La maggiore gettò i vestiti a terra e la prese per mano, facendola accomodare sul letto, accanto a lei.
“Ci sono cose molto più grandi noi, Cissy, cose a cui, anche se cerchiamo di opporci, non riusciamo a resistere” iniziò, stringendole forte la mano “Tu sei piccola, dolce, ancora convinta che quello che i nostri genitori decidono per noi corrisponda al meglio. Per me, purtroppo, non è così. Quello che desidero non corrisponde a quello che loro vogliono. E io non sono disposta a sacrificare la mia felicità per il loro tornaconto.”
“Cosa significa, Andromeda?” le chiese, timorosa.
“Me ne sto andando, Narcissa. Fuggo, come una codarda qualsiasi, perché non ho la forza per combattere, ma soprattutto, so che perderei.”
“Cosa???” domandò l’altra, sconvolta “Ma come, perché?” continuò, confusa.
Andromeda abbassò lo sguardo, affranta “Forse dovresti chiedermi con chi…”
La piccola Black le restituì uno sguardo interrogativo.
“Scappo con il ragazzo che amo, Cissy…” confessò, affranta.
Narcissa sgranò gli occhi, raggiante “Ma è magnifico!”
“Lo sarebbe” intervenne l’altra “Se l’oggetto del mio amore non fosse Ted Tonks…”
Il gelo calò nella stanza. Narcissa si ritrovò in piedi, di fronte alla sorella.
“Ted Tonks?” chiese, basita “Ted Tonks il Nato Babbano?” chiese conferma “Andromeda, come hai potuto?”
“Non ho deciso io, Cissy!” singhiozzò la più vecchia “È capitato! E non ho potuto farci nulla!”
Narcissa la guardò piangere, incapace di reagire, di capire.
Andromeda rialzò il capo, asciugandosi le lacrime con le mani.
“La tua promessa…” iniziò “Devi ricordarti la tua promessa, Cissy. Non giudicarmi. Un giorno anche tu ti innamorerai, te lo auguro dal profondo del mio cuore. E quel giorno capirai perché lo sto facendo. Nel frattempo, cerca di non essere troppo severa con me.”

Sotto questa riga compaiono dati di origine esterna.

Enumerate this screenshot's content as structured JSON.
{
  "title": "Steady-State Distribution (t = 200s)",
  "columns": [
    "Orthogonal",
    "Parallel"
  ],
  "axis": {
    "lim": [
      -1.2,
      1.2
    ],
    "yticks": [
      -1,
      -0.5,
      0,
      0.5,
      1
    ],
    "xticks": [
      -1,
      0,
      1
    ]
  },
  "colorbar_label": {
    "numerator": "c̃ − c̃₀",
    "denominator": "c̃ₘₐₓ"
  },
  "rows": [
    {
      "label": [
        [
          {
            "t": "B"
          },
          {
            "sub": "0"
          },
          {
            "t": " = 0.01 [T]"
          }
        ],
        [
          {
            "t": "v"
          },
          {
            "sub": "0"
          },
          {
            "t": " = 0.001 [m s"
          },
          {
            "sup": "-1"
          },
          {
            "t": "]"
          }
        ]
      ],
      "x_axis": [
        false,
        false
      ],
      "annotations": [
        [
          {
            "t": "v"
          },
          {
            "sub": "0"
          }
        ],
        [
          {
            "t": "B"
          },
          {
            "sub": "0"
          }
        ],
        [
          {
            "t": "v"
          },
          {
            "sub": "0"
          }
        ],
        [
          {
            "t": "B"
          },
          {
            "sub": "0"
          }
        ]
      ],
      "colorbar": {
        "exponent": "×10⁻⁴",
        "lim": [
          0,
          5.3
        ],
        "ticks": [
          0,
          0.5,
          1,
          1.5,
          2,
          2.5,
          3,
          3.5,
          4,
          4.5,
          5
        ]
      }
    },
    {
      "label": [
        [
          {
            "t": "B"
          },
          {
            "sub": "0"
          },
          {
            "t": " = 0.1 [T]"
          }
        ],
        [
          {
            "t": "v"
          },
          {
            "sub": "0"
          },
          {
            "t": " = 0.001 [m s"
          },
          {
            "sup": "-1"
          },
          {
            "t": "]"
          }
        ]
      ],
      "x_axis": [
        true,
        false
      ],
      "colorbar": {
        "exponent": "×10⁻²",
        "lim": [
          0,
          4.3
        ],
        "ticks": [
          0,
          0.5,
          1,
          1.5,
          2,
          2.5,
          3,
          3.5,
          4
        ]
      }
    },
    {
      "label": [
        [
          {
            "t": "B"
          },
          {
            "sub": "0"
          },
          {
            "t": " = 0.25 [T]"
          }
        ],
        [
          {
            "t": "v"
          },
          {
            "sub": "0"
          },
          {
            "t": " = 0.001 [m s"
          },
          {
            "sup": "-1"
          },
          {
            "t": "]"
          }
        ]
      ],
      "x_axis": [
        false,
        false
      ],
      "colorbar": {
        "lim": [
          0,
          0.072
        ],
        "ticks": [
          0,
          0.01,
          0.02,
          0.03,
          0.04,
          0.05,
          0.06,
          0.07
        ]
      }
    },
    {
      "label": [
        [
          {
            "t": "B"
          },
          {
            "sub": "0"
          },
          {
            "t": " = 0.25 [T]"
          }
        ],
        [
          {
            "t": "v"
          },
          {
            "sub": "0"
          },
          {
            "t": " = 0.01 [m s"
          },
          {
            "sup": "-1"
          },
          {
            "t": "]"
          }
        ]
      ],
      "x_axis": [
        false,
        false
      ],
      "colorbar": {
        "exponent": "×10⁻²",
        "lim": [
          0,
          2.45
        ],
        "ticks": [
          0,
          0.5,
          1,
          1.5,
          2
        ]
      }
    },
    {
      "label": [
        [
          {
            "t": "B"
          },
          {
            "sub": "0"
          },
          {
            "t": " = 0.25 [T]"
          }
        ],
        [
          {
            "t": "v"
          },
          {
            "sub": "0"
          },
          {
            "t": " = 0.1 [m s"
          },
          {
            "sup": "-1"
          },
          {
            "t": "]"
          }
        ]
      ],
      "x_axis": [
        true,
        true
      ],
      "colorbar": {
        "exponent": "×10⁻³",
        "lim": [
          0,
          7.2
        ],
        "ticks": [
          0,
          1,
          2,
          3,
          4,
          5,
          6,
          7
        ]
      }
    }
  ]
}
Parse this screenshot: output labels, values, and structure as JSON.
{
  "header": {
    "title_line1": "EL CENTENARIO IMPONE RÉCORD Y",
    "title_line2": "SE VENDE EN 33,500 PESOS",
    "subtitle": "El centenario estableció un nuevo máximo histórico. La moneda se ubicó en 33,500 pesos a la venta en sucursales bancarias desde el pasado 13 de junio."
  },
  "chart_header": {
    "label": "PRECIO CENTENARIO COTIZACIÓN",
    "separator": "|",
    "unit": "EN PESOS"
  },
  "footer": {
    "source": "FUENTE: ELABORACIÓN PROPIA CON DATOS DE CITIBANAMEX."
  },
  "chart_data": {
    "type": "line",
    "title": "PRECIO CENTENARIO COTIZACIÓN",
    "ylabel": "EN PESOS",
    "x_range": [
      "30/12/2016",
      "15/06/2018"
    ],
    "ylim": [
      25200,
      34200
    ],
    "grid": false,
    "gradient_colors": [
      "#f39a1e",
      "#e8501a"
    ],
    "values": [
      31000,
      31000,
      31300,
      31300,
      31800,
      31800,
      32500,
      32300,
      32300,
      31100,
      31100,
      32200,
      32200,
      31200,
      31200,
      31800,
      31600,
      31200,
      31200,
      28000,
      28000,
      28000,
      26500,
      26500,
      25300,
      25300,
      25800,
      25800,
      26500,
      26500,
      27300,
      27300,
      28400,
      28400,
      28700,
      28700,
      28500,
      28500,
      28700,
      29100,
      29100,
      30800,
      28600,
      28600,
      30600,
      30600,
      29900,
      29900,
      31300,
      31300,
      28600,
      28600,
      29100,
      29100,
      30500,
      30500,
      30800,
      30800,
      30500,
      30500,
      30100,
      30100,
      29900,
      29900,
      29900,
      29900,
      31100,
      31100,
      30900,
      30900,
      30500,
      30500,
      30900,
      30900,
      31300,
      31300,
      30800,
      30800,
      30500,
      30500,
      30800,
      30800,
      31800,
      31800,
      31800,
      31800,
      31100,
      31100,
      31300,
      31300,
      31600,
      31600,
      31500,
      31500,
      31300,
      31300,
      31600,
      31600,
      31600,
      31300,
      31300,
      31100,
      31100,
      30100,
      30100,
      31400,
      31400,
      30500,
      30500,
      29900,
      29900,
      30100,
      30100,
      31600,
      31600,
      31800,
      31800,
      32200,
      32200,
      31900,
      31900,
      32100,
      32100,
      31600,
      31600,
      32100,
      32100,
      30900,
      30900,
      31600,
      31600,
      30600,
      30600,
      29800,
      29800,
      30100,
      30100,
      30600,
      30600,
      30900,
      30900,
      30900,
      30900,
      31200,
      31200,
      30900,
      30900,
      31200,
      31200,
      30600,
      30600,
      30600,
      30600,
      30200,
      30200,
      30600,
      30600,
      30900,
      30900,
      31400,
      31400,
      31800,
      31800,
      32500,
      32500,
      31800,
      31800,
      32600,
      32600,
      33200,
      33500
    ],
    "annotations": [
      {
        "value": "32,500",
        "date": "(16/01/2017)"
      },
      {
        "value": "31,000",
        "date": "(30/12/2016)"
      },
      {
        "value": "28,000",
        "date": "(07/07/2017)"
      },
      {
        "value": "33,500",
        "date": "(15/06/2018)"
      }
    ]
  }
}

Si alzò e raccolse le sue cose, facendole entrare con un incantesimo in una piccolissima pochette.
Si avvicinò alla sorella e le stampò un bacio in fronte “Addio, Cissy. So che, contrariamente al resto della famiglia, non ti dimenticherai di me.”
Narcissa chiuse gli occhi, sentendo i passi della sorella allontanarsi in direzione della finestra e, infine, il suono della sua smaterializzazione.
Scoppiò in lacrime, accasciandosi sul letto che era stato di sua sorella, la sensazione di morsa al petto sempre più opprimente.
Ora capiva di cosa si trattasse. Era paura. Paura di crescere.